La Crosse area school officials are double checking payroll security after hackers made off with $150,000 from a western Wisconsin school district.
The money was designated as pay for teachers and staff working for Stanley-Boyd public schools in Chippewa County, but the funds disappeared last week somewhere in the course of digital transfers between the school district, a Madison-based bank and employee bank accounts.
La Crosse area school administrators say they work closely with banks
to make sure payroll is handled securely. However, safety measures vary, depending on the financial institution charged with receiving and distributing direct deposits.
“We do try and protect to the best of our ability,” said Larry Dalton, finance director for the Onalaska School District.
Dalton called Merchants Bank on Wednesday to ask about the situation at Stanley-Boyd schools. Merchants handles the Onalaska district’s payroll.
Dalton wants to know more about incident to determine if Onalaska schools need stronger security.
“Hopefully, we’ll all learn from this and see if there’s a way of tightening things up,” Dalton said.
Janet Rosseter, finance director for the La Crosse School District, said officials take preventative measures to keep payroll information from falling into the wrong hands.
Security is discussed during regular meetings between La Crosse school officials and Wells Fargo, the district’s bank, Rosseter said.
“That’s not a conversation that happens in reaction to something,” Rosseter said. “It’s a proactive conversation that we have at an ongoing basis.”
In a digital world where nearly all payroll information is handled online, school districts already use special encryptions and passwords to protect against hackers.

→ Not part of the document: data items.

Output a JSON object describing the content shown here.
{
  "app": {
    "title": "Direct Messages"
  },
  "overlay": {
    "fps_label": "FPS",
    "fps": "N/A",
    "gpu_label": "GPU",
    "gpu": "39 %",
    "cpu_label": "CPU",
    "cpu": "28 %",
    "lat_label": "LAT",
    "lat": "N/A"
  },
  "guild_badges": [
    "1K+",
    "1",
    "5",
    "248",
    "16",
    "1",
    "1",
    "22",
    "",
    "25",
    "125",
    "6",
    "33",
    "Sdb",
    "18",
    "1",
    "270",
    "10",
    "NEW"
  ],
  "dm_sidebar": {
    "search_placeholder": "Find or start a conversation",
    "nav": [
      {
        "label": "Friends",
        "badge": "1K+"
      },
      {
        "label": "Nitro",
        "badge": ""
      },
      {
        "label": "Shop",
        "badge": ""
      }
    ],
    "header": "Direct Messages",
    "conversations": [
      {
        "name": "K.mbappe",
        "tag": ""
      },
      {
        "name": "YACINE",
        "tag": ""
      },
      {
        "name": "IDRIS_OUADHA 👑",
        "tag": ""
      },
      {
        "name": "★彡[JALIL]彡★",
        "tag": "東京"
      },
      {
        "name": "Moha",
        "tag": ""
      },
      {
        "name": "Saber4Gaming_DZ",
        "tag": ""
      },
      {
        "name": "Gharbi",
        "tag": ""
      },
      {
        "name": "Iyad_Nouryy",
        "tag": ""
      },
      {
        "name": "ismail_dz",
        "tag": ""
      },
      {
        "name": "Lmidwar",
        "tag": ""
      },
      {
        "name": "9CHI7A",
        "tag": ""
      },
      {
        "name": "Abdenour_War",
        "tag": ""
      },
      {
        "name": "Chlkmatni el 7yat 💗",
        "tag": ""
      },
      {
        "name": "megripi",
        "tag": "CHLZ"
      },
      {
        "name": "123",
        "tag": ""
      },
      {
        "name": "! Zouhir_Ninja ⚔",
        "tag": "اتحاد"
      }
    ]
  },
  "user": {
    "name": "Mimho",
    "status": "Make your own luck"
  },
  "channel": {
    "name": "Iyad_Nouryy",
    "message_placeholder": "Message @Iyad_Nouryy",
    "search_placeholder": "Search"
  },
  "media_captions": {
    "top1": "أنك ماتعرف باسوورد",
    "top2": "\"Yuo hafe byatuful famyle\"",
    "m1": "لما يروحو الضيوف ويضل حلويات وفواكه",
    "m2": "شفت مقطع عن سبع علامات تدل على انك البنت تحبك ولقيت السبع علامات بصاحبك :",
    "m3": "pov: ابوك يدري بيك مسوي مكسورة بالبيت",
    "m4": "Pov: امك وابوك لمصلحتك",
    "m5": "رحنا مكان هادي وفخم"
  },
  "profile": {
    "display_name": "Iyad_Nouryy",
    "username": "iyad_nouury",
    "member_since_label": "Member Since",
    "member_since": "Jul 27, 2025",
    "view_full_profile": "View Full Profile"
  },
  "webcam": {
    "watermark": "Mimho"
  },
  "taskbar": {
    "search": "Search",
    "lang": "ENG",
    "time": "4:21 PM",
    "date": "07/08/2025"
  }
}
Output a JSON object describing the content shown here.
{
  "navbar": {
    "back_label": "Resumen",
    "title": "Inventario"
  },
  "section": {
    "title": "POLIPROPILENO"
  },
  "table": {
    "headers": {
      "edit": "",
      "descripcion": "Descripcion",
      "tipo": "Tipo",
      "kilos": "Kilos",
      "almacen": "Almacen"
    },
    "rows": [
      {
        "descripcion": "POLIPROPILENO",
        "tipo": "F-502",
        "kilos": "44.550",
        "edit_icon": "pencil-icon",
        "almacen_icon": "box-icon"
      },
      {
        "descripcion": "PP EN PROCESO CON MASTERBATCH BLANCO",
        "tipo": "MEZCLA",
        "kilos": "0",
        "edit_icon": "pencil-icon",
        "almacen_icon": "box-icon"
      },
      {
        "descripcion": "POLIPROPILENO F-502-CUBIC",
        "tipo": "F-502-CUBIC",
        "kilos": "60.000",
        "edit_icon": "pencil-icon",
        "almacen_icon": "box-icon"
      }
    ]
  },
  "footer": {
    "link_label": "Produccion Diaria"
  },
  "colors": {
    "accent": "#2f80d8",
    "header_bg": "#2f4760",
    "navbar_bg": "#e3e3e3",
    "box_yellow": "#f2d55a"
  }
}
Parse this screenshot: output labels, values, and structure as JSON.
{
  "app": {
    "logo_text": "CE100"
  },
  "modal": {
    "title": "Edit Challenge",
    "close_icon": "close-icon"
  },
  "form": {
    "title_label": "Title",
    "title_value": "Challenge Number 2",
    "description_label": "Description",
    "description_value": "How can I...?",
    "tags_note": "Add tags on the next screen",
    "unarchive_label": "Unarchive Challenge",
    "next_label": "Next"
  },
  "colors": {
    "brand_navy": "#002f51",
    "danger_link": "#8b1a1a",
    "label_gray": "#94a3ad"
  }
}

Some take extra safety measures when it comes to the transmission of private financial data like direct deposit information. Holmen public schools use a double verification system that involves additional codes and communication between the district and the bank, said Jason Austin, the district’s finance director.
Austin is confident the added buffer is enough to confound a would-be hacker.
“I’d like to see him try,” Austin said.
Still, no security measure is foolproof. Even the latest technology is only part of an endless battle of wills between organizations and the people they want to protect against, Dalton said.
“For them, it’s a game of figuring out how to get in,” Dalton said. “For us, it’s a game of heightening security.”